Qui pour succéder à Isabelle Kocher, la directrice générale d’Engie, qui a été remerciée par son conseil d’administration la semaine dernière et qui était la seule femme dirigeante du CAC 40 ? Est-ce qu'une autre femme pourrait la remplacer ?

Isabelle Kocher à Saint-Petersbourg en 2017
Isabelle Kocher à Saint-Petersbourg en 2017 © Getty / Valery Sharifulin

Il y a un actionnaire important d’Engie qui l’espère, c’est l’Etat représenté par Bruno Le Maire. Il veut instaurer des quotas de femmes dans les comités de direction des grandes entreprises. Et il a besoin de symboles. 

Mais pour l’instant, le conseil d’administration d’Engie n’est pas du tout pressé de trouver le ou la remplaçante d’Isabelle Kocher. Il va prendre son temps pour préciser la stratégie du groupe et donc le profil du dirigeant. Et cette personne, homme ou femme, sera choisie pour sa compétence, nous dit-on, et pas pour son genre, n’en déplaise à Bruno Le Maire. 

Est-ce que la place des femmes risque de reculer ?

Il y a tout de même des éléments rassurants.
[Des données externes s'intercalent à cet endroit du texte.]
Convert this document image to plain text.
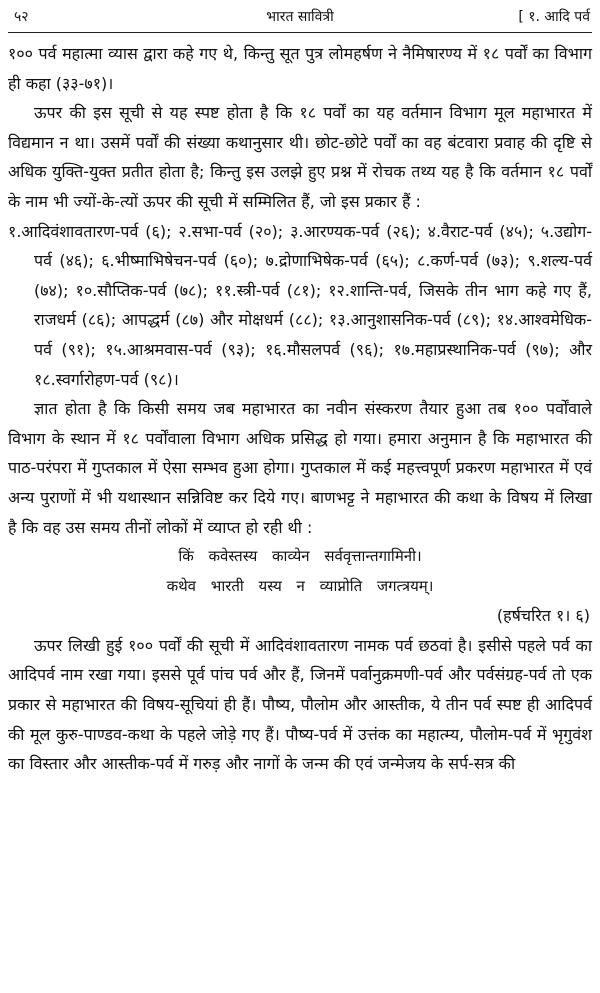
५२	भारत सावित्री	[ १. आदि पर्व

१०० पर्व महात्मा व्यास द्वारा कहे गए थे, किन्तु सूत पुत्र लोमहर्षण ने नैमिषारण्य में १८ पर्वों का विभाग ही कहा (३३-७१)।

ऊपर की इस सूची से यह स्पष्ट होता है कि १८ पर्वों का यह वर्तमान विभाग मूल महाभारत में विद्यमान न था। उसमें पर्वों की संख्या कथानुसार थी। छोट-छोटे पर्वों का वह बंटवारा प्रवाह की दृष्टि से अधिक युक्ति-युक्त प्रतीत होता है; किन्तु इस उलझे हुए प्रश्न में रोचक तथ्य यह है कि वर्तमान १८ पर्वों के नाम भी ज्यों-के-त्यों ऊपर की सूची में सम्मिलित हैं, जो इस प्रकार हैं :

१.आदिवंशावतारण-पर्व (६); २.सभा-पर्व (२०); ३.आरण्यक-पर्व (२६); ४.वैराट-पर्व (४५); ५.उद्योग-पर्व (४६); ६.भीष्माभिषेचन-पर्व (६०); ७.द्रोणाभिषेक-पर्व (६५); ८.कर्ण-पर्व (७३); ९.शल्य-पर्व (७४); १०.सौप्तिक-पर्व (७८); ११.स्त्री-पर्व (८१); १२.शान्ति-पर्व, जिसके तीन भाग कहे गए हैं, राजधर्म (८६); आपद्धर्म (८७) और मोक्षधर्म (८८); १३.आनुशासनिक-पर्व (८९); १४.आश्वमेधिक-पर्व (९१); १५.आश्रमवास-पर्व (९३); १६.मौसलपर्व (९६); १७.महाप्रस्थानिक-पर्व (९७); और १८.स्वर्गारोहण-पर्व (९८)।

ज्ञात होता है कि किसी समय जब महाभारत का नवीन संस्करण तैयार हुआ तब १०० पर्वोंवाले विभाग के स्थान में १८ पर्वोंवाला विभाग अधिक प्रसिद्ध हो गया। हमारा अनुमान है कि महाभारत की पाठ-परंपरा में गुप्तकाल में ऐसा सम्भव हुआ होगा। गुप्तकाल में कई महत्त्वपूर्ण प्रकरण महाभारत में एवं अन्य पुराणों में भी यथास्थान सन्निविष्ट कर दिये गए। बाणभट्ट ने महाभारत की कथा के विषय में लिखा है कि वह उस समय तीनों लोकों में व्याप्त हो रही थी :

किं कवेस्तस्य काव्येन सर्ववृत्तान्तगामिनी।

कथेव भारती यस्य न व्याप्नोति जगत्त्रयम्।

(हर्षचरित १। ६)

ऊपर लिखी हुई १०० पर्वों की सूची में आदिवंशावतारण नामक पर्व छठवां है। इसीसे पहले पर्व का आदिपर्व नाम रखा गया। इससे पूर्व पांच पर्व और हैं, जिनमें पर्वानुक्रमणी-पर्व और पर्वसंग्रह-पर्व तो एक प्रकार से महाभारत की विषय-सूचियां ही हैं। पौष्य, पौलोम और आस्तीक, ये तीन पर्व स्पष्ट ही आदिपर्व की मूल कुरु-पाण्डव-कथा के पहले जोड़े गए हैं। पौष्य-पर्व में उत्तंक का महात्म्य, पौलोम-पर्व में भृगुवंश का विस्तार और आस्तीक-पर्व में गरुड़ और नागों के जन्म की एवं जन्मेजय के सर्प-सत्र की
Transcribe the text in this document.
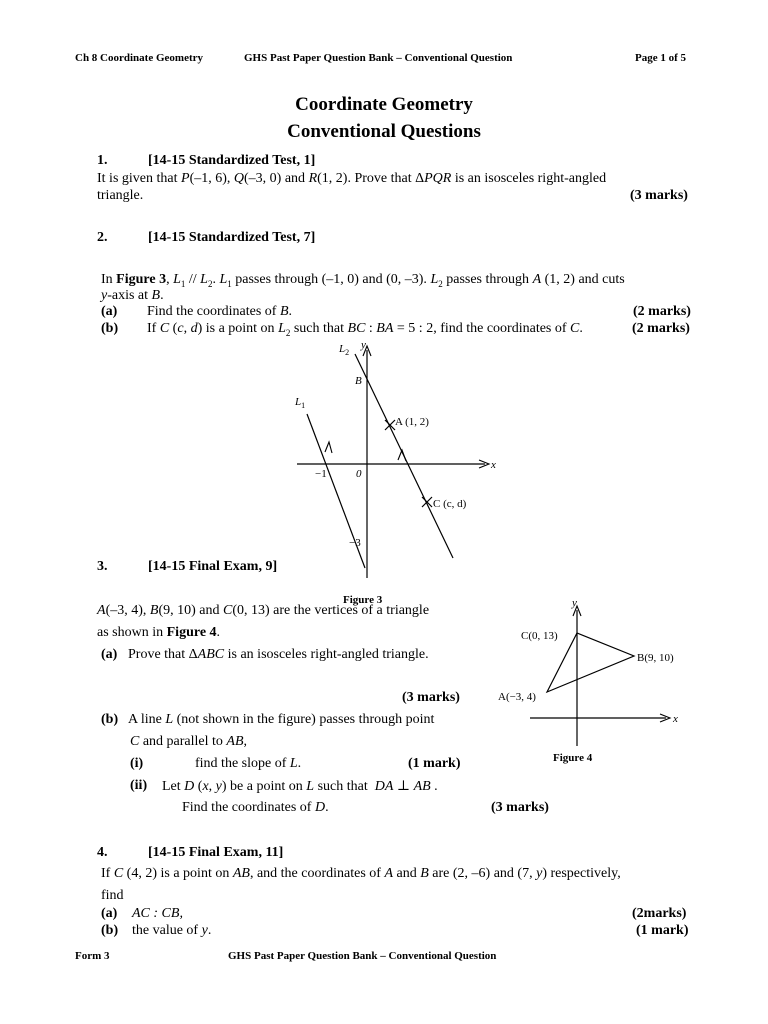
Ch 8 Coordinate Geometry	GHS Past Paper Question Bank – Conventional Question	Page 1 of 5
Coordinate Geometry
Conventional Questions
1.	[14-15 Standardized Test, 1]
It is given that P(–1, 6), Q(–3, 0) and R(1, 2). Prove that ΔPQR is an isosceles right-angled
triangle.	(3 marks)
2.	[14-15 Standardized Test, 7]
In Figure 3, $L_1 // L_2$. $L_1$ passes through (–1, 0) and (0, –3). $L_2$ passes through A (1, 2) and cuts
y-axis at B.
(a) Find the coordinates of B.	(2 marks)
(b) If C (c, d) is a point on $L_2$ such that BC : BA = 5 : 2, find the coordinates of C.	(2 marks)
$L_2$
y
B
$L_1$
A (1, 2)
x
−1	0
C (c, d)
−3
Figure 3
3.	[14-15 Final Exam, 9]
A(–3, 4), B(9, 10) and C(0, 13) are the vertices of a triangle
as shown in Figure 4.
(a) Prove that ΔABC is an isosceles right-angled triangle.
(3 marks)
(b) A line L (not shown in the figure) passes through point
C and parallel to AB,
(i)	find the slope of L.	(1 mark)
(ii) Let D (x, y) be a point on L such that  DA ⊥ AB .
Find the coordinates of D.	(3 marks)
y
x
C(0, 13)
B(9, 10)
A(−3, 4)
Figure 4
4.	[14-15 Final Exam, 11]
If C (4, 2) is a point on AB, and the coordinates of A and B are (2, –6) and (7, y) respectively,
find
(a) AC : CB,	(2marks)
(b) the value of y.	(1 mark)
Form 3	GHS Past Paper Question Bank – Conventional Question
D’abord dans le trio qui assure la transition chez Engie - une entreprise de 160 000 salariés, ne l’oublions pas - il y a deux femmes: la directrice financière, Judith Hartmann, et la secrétaire générale, Claire Waysand. 
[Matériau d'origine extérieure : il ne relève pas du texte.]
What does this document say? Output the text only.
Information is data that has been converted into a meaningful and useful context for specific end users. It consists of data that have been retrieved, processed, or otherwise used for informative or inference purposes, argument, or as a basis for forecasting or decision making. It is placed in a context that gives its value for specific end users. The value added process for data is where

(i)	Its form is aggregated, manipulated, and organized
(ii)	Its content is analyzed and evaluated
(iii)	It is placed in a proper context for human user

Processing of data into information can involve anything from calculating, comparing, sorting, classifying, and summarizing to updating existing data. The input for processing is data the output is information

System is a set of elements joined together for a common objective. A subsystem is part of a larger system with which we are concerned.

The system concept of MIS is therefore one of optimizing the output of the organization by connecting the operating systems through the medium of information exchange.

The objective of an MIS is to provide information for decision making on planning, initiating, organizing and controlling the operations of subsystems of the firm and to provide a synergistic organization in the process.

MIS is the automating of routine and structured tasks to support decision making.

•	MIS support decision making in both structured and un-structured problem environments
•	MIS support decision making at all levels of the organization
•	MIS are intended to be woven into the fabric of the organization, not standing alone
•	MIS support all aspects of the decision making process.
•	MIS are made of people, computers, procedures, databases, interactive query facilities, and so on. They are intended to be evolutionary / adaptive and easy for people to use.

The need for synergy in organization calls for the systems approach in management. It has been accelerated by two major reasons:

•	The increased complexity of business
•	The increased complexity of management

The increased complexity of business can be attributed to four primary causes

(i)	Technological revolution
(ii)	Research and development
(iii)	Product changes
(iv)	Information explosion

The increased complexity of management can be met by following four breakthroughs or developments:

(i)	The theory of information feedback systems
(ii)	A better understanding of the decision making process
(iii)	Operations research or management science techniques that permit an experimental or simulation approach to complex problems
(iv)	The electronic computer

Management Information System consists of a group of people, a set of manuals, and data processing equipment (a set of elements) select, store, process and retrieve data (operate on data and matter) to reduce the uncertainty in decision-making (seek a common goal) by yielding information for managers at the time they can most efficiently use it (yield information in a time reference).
Mais surtout depuis que l’on sait qu’il faudra remplacer Isabelle Kocher, qui elle-même ne restera pas sans rien faire, une dizaine de noms de “patronnes” circulent. A part Catherine Guillouard, PDG de la RATP, elles ne sont pas à la tête d’entreprises “grand public”, donc on les connaît mal. Mais ça n’enlève rien à leur savoir-faire. 

Prenez Christel Bories: cette HEC dirige le groupe Eramet depuis 2017. Ce géant minier produit du nickel et du manganèse, indispensables pour faire de l’acier ou d’autres alliages. On parle aussi de Catherine MacGregor, une centralienne, patronne de Technip Energies, qui fabrique des infrastructures pour transporter le gaz ou de Sylvie Jehanno, une polytechnicienne qui dirige Dalkia, une filiale d’EDF qui compte 16 000 salariés. 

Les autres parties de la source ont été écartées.